# Converting from SWM LNB to SWM-16



## lzhj9k (Mar 14, 2009)

I currently have a SWM LNB and 4 DVR's and 1 HD Receiver. 

One DVR has a single tuner enabled because of the tuner limit of the SWM LNB. (8 tuners).

I have a couple of questions.......

Is it better to power the SWM 16 thru the "Power Port" or just use SW-1/Power Port ? 
I could run 1 less Rg-6 cable....If I use the SWM-1/Power.

Is there an advantage to balance the number of tuners between SW-1 and SW-2 ? 
Or should I be concerned with cable length to each receiver ?

The shorter RG-6 runs are upstairs to 3 DVR's (Approx 30 ft each).
The longer runs are down to the first floor, 1 DVR (Approx 55ft) and 1 HD Receiver (Approx 45ft).
I have a distribution closet on the second floor and the run back to the SW-16 is approximately 45 ft.

I have my SWM-16 and 2-4 way green label splitters and will perform the conversion when the weather breaks and I can safely remove siding...

I would prefer to do it the best way, if there is one... even if that means pulling and extra RG-6 cable to power the SWM-16 and or Balancing the system.

Thanks for you time and responses


----------



## veryoldschool (Dec 10, 2006)

"Frankly" I'd do it the easiest way and be done with it.
Your coax runs aren't long enough to matter nor does "balancing".
While I might balance them, this is more because I wouldn't have to think later if I wanted to dick around with more receivers.


----------



## David Ortiz (Aug 21, 2006)

Ideally you would only split the signal as much as you had to. If using the dedicated power port on the SWiM-16 allowed me to use a 2-way instead of jumping to a 4-way splitter, or use a 4-way instead of jumping to an 8-way splitter, I would want to use the dedicated power port.


----------



## lzhj9k (Mar 14, 2009)

veryoldschool said:


> "Frankly" I'd do it the easiest way and be done with it.
> Your coax runs aren't long enough to matter nor does "balancing".
> While I might balance them, this is more because I wouldn't have to think later if I wanted to dick around with more receivers.


Vos

I might want to add an H-25 in the Kitchen for the better half..


----------



## veryoldschool (Dec 10, 2006)

lzhj9k said:


> Vos
> 
> I might want to add an H-25 in the Kitchen for the better half..

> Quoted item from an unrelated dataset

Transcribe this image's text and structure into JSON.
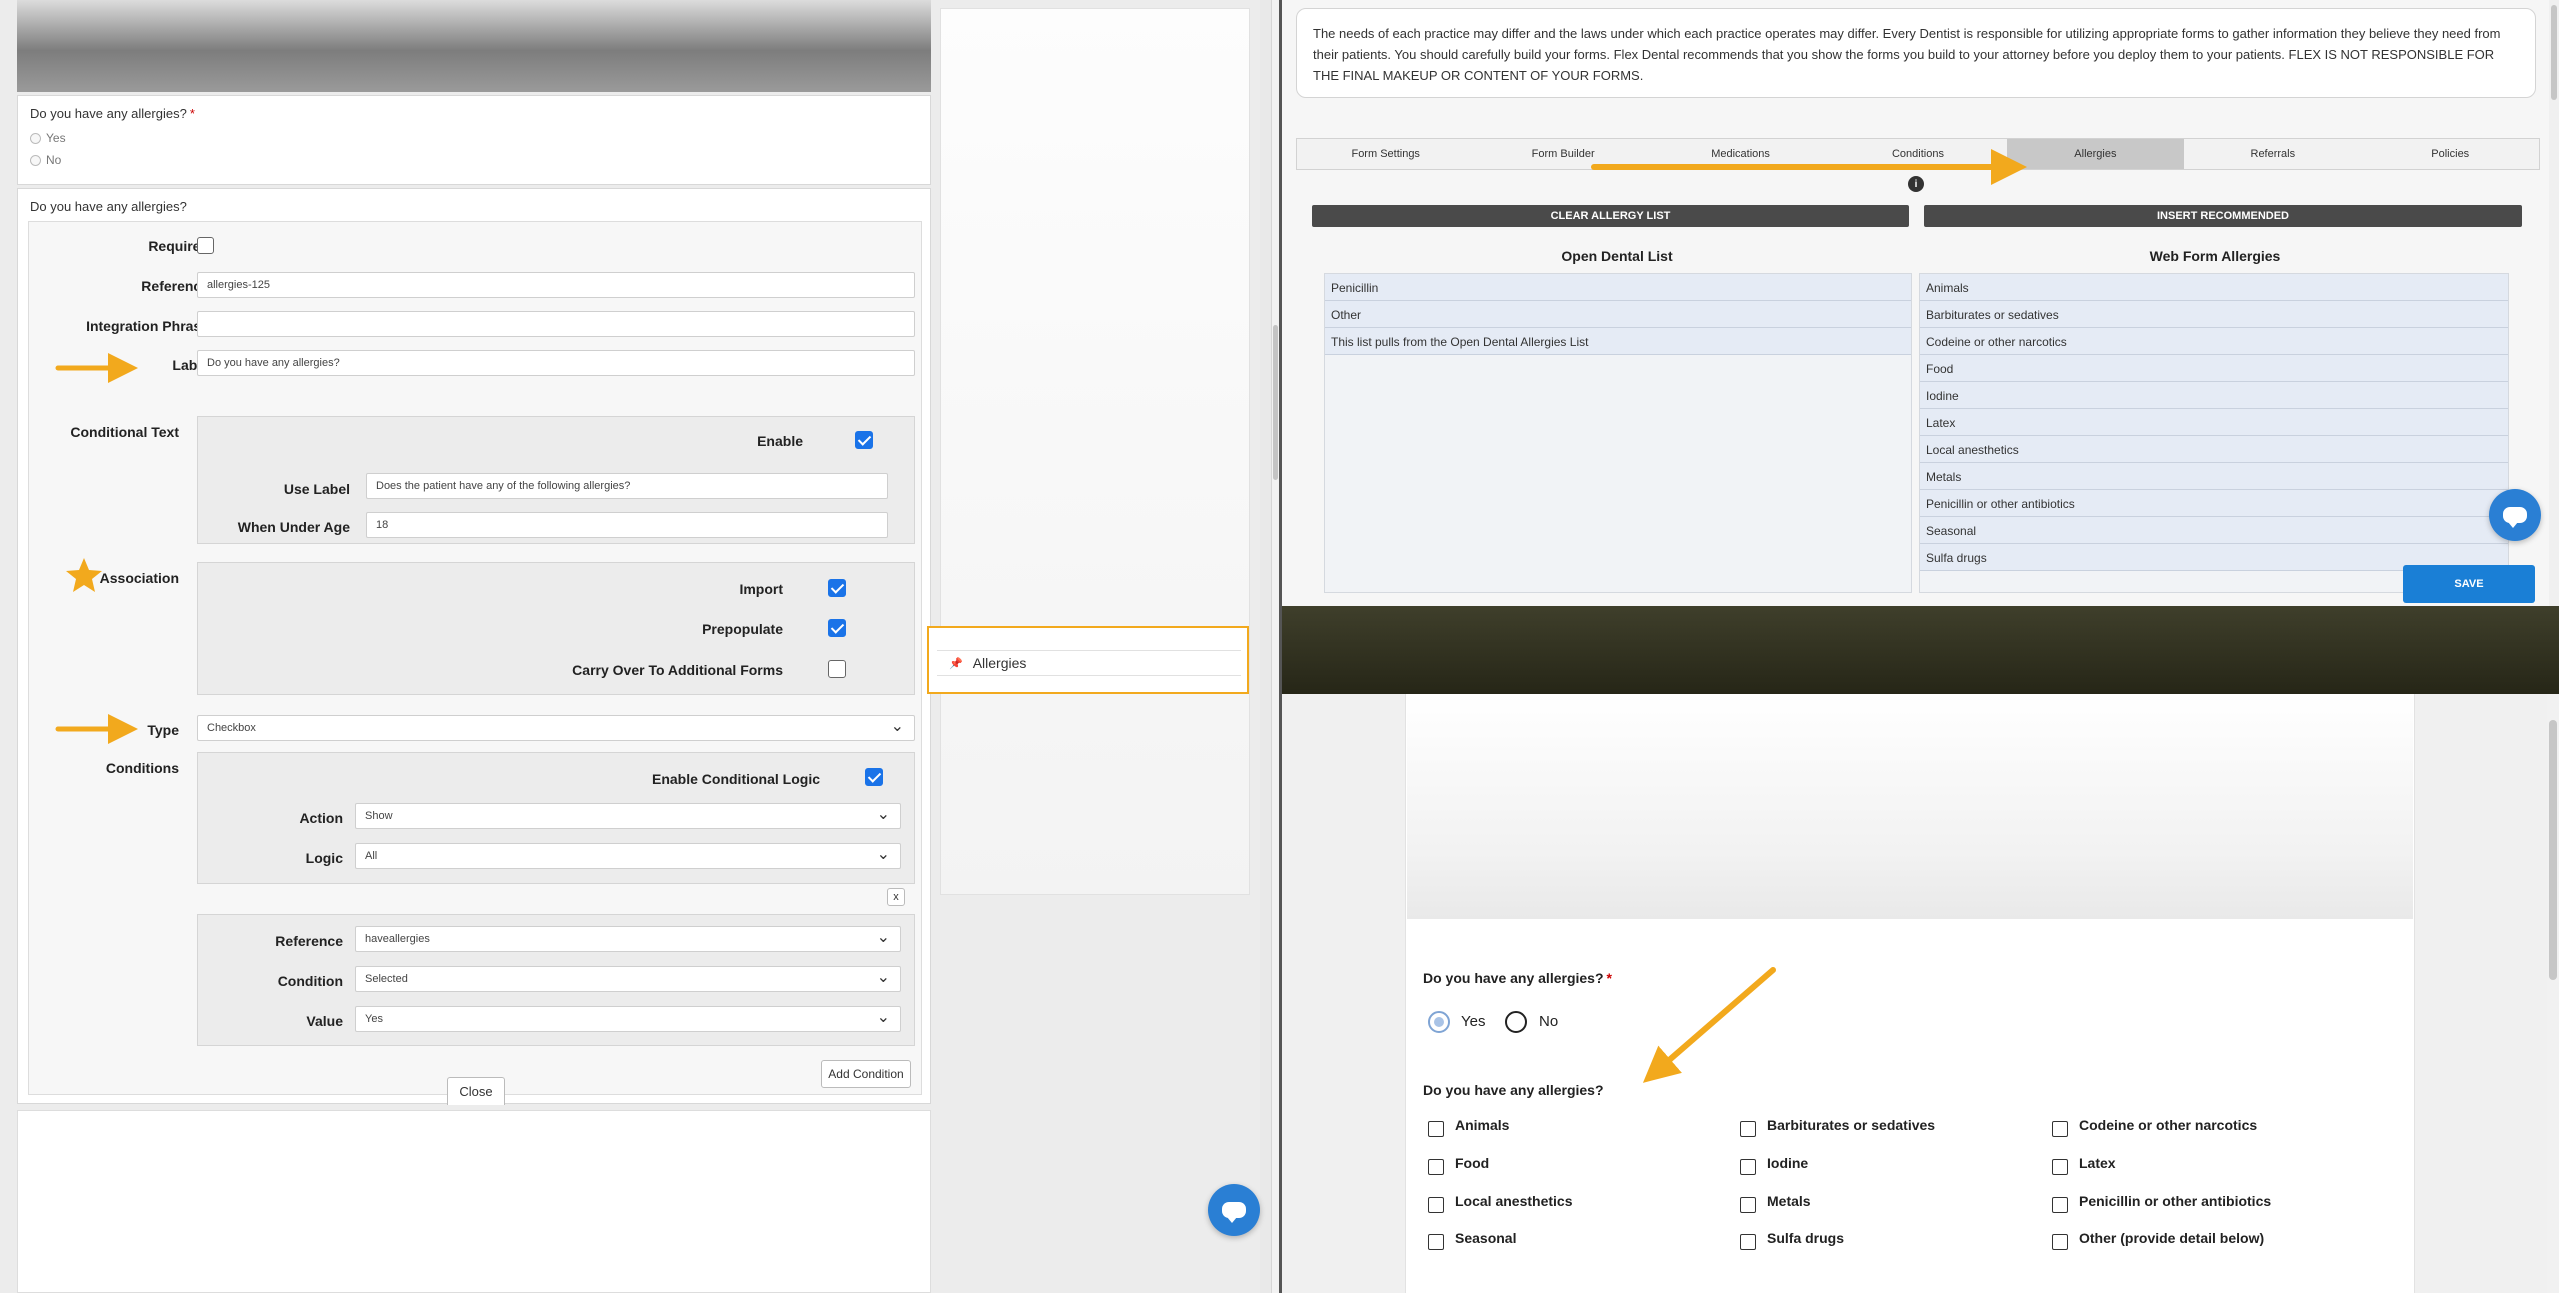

If/when you do, you'd simply need to know/remember what the tuner count is on each of the outputs.


----------



## lzhj9k (Mar 14, 2009)

David Ortiz said:


> Ideally you would only split the signal as much as you had to. If using the dedicated power port on the SWiM-16 allowed me to use a 2-way instead of jumping to a 4-way splitter, or use a 4-way instead of jumping to an 8-way splitter, I would want to use the dedicated power port.


Dave

While I currently have 2-4 Way green splitters.........

I could power it with a separate RG-6 line and for now, use a 4 Way and a 2 Way Splitter.

I would need one 4 way to connect 3 receivers and the B.B. Deca

I could use a 2 way for the other two receivers.... Until we find an H-25 for the Kitchen..........


----------



## lzhj9k (Mar 14, 2009)

veryoldschool said:


> If/when you do, you'd simply need to know/remember what the tuner count is on each of the outputs.


Vos

Yes 8 per SWM output for a total of 16..

I currently have 9 tuners on my SWM LNB with one DVR set up with a single tuner only....

I would still be under the 16 if I add an H-25 for the kitchen.

Now,,,, If I could get an HR34-700 then who knows what the georgraphy would look like....


----------



## veryoldschool (Dec 10, 2006)

With nine tuners now, and the lengths you posted, this just seems like a no brainer for now. And by this I mean almost any way you connect things will work fine.


----------